Olmsted’s innovations included the airplane’s monocoque fuselage construction, and the ability to vary the curvature of the wing. “I mean, the Wrights had wing-warping,” says Heinzel, “but that was just for roll control. Olmsted’s was for increased lift, low speed, a whole lot of different parameters. He had retractable landing gear for low drag. Compared to this, everybody else was just flying a box kite.”
And, of course, there were his propellers. With a large surface near the blade base and very little surface at the tip, they were unlike any others. The propeller design was eventually used for aircraft setting climb and world weight-carrying records and appeared on the Curtiss NC-4, on the first transatlantic flight. Olmsted deemed them his “secret weapon,” and felt they would add even more interest to his aircraft when it was finally revealed to the public.
Along with such high-tech features were decidedly low-tech ones. The aircraft’s streamlined “boat nose” was designed to absorb a nose-first landing in a plowed field. To facilitate this, the nose wheel was fitted with a football as a shock absorber. “It was a Spalding football,” says Heinzel. “Not a Wilson, not a Rawlings. Spalding.”
In 1912, work on the aircraft came to an abrupt halt when the Buffalo-Pitts Company went bankrupt. Although the aircraft was 90 percent finished, construction was never completed. Olmsted’s laboratory went bankrupt just two years later.

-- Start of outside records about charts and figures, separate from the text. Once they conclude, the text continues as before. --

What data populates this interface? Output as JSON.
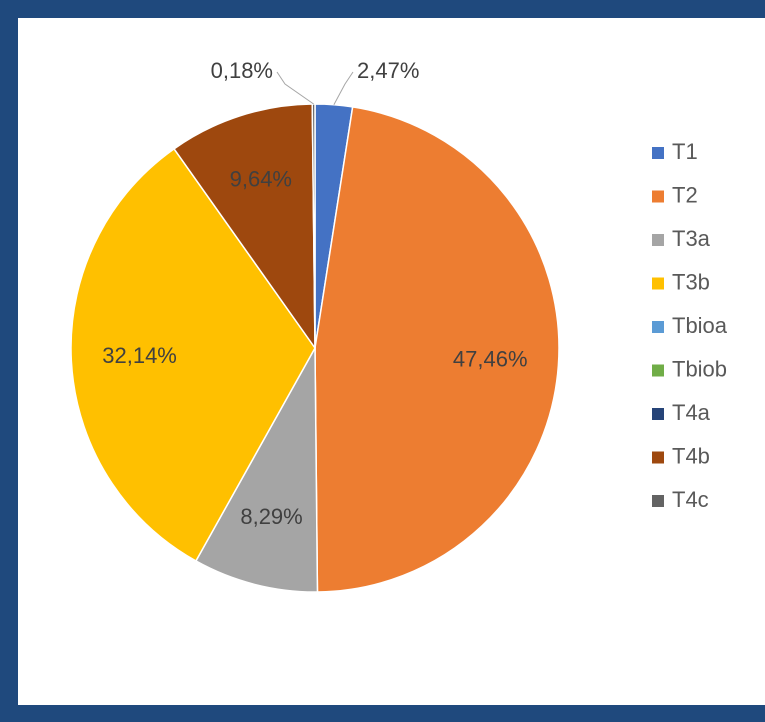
{
  "chart_data": {
    "type": "pie",
    "categories": [
      "T1",
      "T2",
      "T3a",
      "T3b",
      "Tbioa",
      "Tbiob",
      "T4a",
      "T4b",
      "T4c"
    ],
    "values": [
      2.47,
      47.46,
      8.29,
      32.14,
      0,
      0,
      0,
      9.64,
      0.18
    ],
    "value_labels": [
      "2,47%",
      "47,46%",
      "8,29%",
      "32,14%",
      null,
      null,
      null,
      "9,64%",
      "0,18%"
    ],
    "colors": [
      "#4472c4",
      "#ed7d31",
      "#a5a5a5",
      "#ffc000",
      "#5b9bd5",
      "#70ad47",
      "#264478",
      "#9e480e",
      "#636363"
    ],
    "legend": "right"
  }
}
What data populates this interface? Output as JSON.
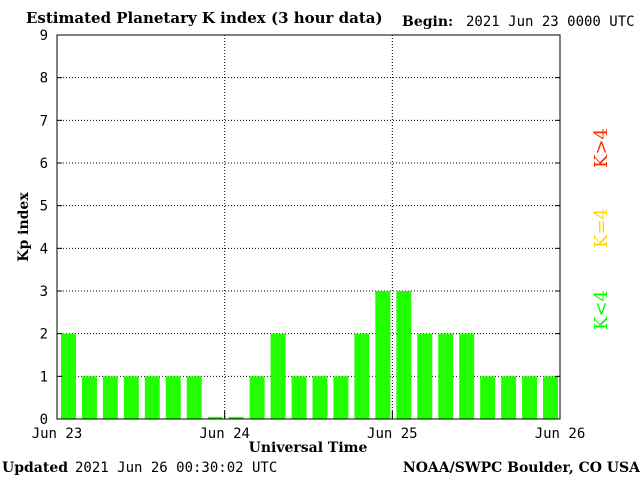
{
  "header": {
    "title": "Estimated Planetary K index (3 hour data)",
    "begin_label": "Begin:",
    "begin_value": "2021 Jun 23 0000 UTC"
  },
  "footer": {
    "updated_label": "Updated",
    "updated_value": "2021 Jun 26 00:30:02 UTC",
    "credit": "NOAA/SWPC Boulder, CO USA"
  },
  "legend": [
    {
      "label": "K<4",
      "color": "#00ff00"
    },
    {
      "label": "K=4",
      "color": "#ffd700"
    },
    {
      "label": "K>4",
      "color": "#ff2a00"
    }
  ],
  "colors": {
    "bar": "#22ff00",
    "grid": "#000000"
  },
  "chart_data": {
    "type": "bar",
    "title": "Estimated Planetary K index (3 hour data)",
    "xlabel": "Universal Time",
    "ylabel": "Kp index",
    "ylim": [
      0,
      9
    ],
    "yticks": [
      0,
      1,
      2,
      3,
      4,
      5,
      6,
      7,
      8,
      9
    ],
    "xticks": [
      "Jun 23",
      "Jun 24",
      "Jun 25",
      "Jun 26"
    ],
    "interval_hours": 3,
    "values": [
      2,
      1,
      1,
      1,
      1,
      1,
      1,
      0.05,
      0.05,
      1,
      2,
      1,
      1,
      1,
      2,
      3,
      3,
      2,
      2,
      2,
      1,
      1,
      1,
      1
    ],
    "grid": true
  }
}
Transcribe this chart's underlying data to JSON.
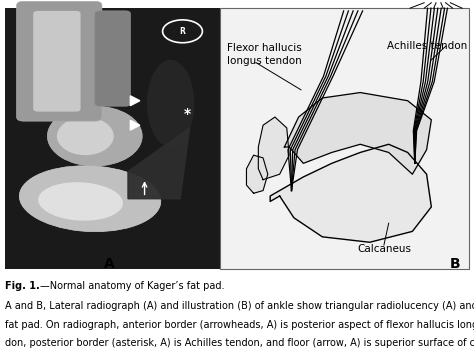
{
  "title": "",
  "background_color": "#ffffff",
  "border_color": "#000000",
  "label_A": "A",
  "label_B": "B",
  "fig_title": "Fig. 1.",
  "fig_title_dash": "—Normal anatomy of Kager’s fat pad.",
  "caption_line1": "A and B, Lateral radiograph (A) and illustration (B) of ankle show triangular radiolucency (A) and structure of Kager’s",
  "caption_line2": "fat pad. On radiograph, anterior border (arrowheads, A) is posterior aspect of flexor hallucis longus muscle and ten-",
  "caption_line3": "don, posterior border (asterisk, A) is Achilles tendon, and floor (arrow, A) is superior surface of calcaneus.",
  "annotation_flexor": "Flexor hallucis\nlongus tendon",
  "annotation_achilles": "Achilles tendon",
  "annotation_calcaneus": "Calcaneus",
  "font_size_caption": 7.0,
  "font_size_label": 10,
  "font_size_annotation": 7.5
}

The aircraft languished in the factory for another 20 years. “The plane is still in the loft,” Olmsted’s brother Harold would write years later. “The roof leaks, dust coats everything. Stray workmen steal parts. Specially cut gears of expensive alloys are snitched and sold for junk. The wind tunnel is broken up for lumber, and finally the day arrives when the building is to be torn down. The plane must be removed.”
The original plan had been to remove the shop wall to get the airplane out. Instead, Olmsted had to take a hacksaw to his creation and cut it into several pieces.
The aircraft spent another 13 years in storage at the La Paz Museum in Buffalo, New York, before it was donated to the Smithsonian in 1955.
In 1979, the Pusher made a brief excursion to Purdue University, where it served as a template for the construction of a wind tunnel test model. Tests confirmed that the aircraft was capable of flight. It has been in storage ever since. Now, visitors to the Museum’s Steven F. Udvar-Hazy Center can see the Olmsted Pusher nestled underneath the supersonic Concorde’s vast wingspan. They make an odd couple, but the placement is appropriate: Both aircraft represent some of the most advanced aeronautical concepts of their eras.
“I didn’t come out of retirement just for this aircraft, but it is one that I have always had a fascination with,” says Heinzel. “The whole thing is a work of art.”